About one year ago during the jointly co-sponsored TAG/AmFAR “reservoirs” meeting at MIT, Donald Mosier, a mouse researcher at The Scripps Research Institute (La Jolla, CA) first proposed in public the then heretical proposition of cycling patients on and off antiretroviral therapy (see “Reservoirs Dog,” in the 5/98 TAGline). Over the summer, San Francisco’s Steve Deeks had also recently begun to privately embrace the prospect of pulsed therapy. The idea last winter was that, in the face of waning immune responses due to the absence of sufficient antigen to maintain effector cell functions, antigenic stimulation was needed. Where ADARC researchers and others suggested periodic immunization with various synthetic HIV vaccine products, Mosier lambasted Ho and Markowitz’s unnecessarily complicated approach, challenging his colleagues thusly, “It surprises me that you’re actually thinking about vaccines [to boost immunity] when you’ve got the natural infection of immunized people to begin with.” Tufts’ John Coffin also found the vaccination proposition preposterous.

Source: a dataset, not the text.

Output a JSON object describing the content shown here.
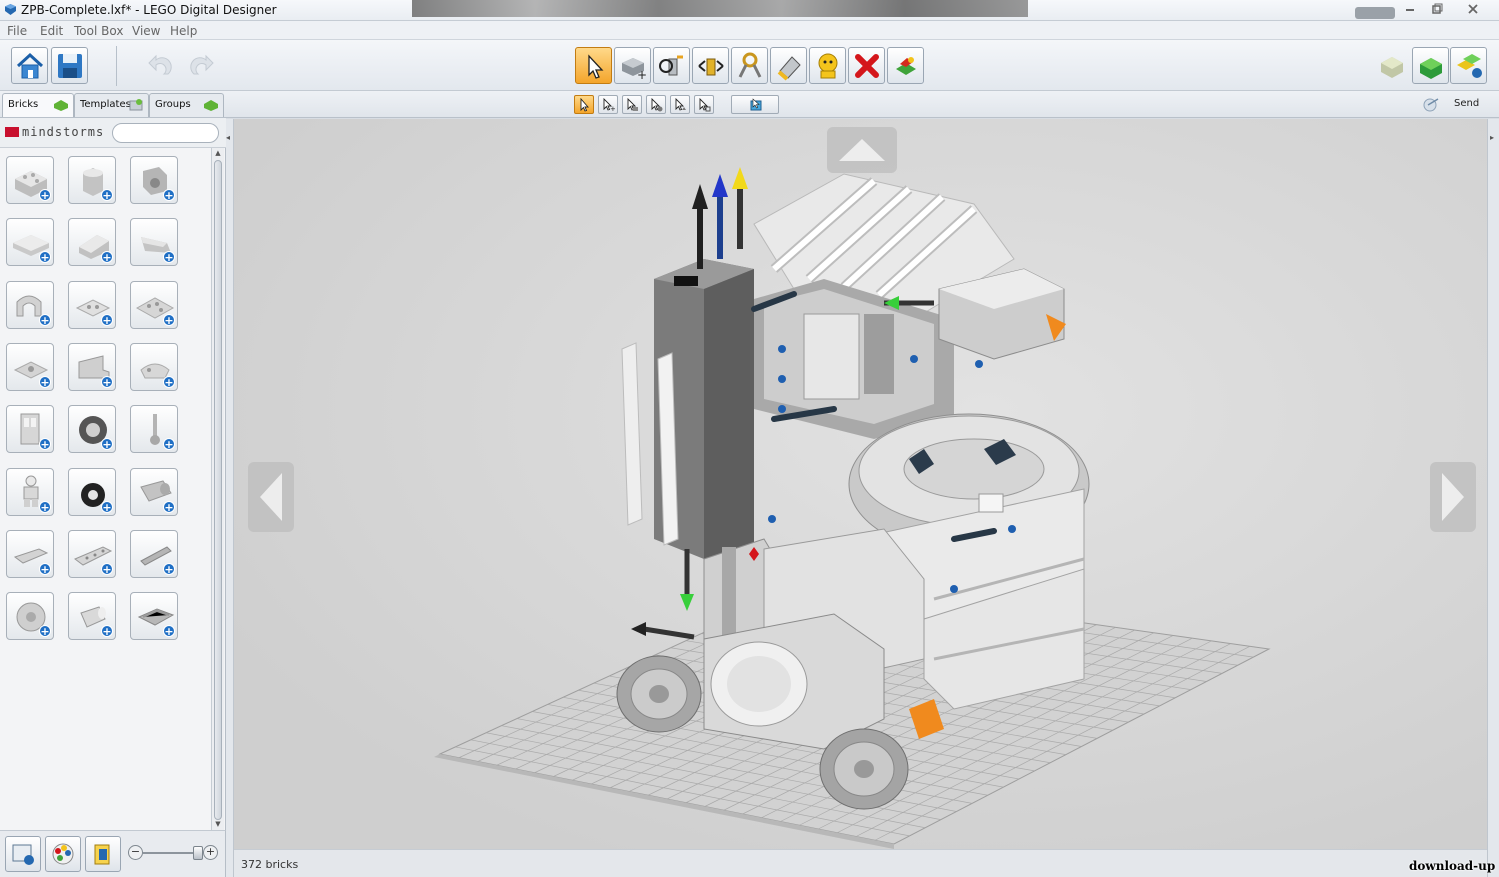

In the meantime Italy’s controversial Franco Lori, after perhaps stumbling onto a winning treatment schedule in his (and Berlin’s Heiko Jessen’s) clinical practice, has been experimenting with the idea of periodically suspending antiretroviral treatment for increasing intervals of time — after an (as yet undefined) sufficiently recuperative initial period of viral suppression. The goal: to eventually “teach” the immune system to control the virus on its own. Lori’s (still entirely experimental) renegade approach has been dubbed, “Start, Stop.” As of the Chicago retrovirus meeting, the number of reports of patients successfully stopping therapy still totaled fewer than a dozen — and this was almost exclusively among individuals treated during primary infection. The ratio of success to failure appeared to hover around 1:1.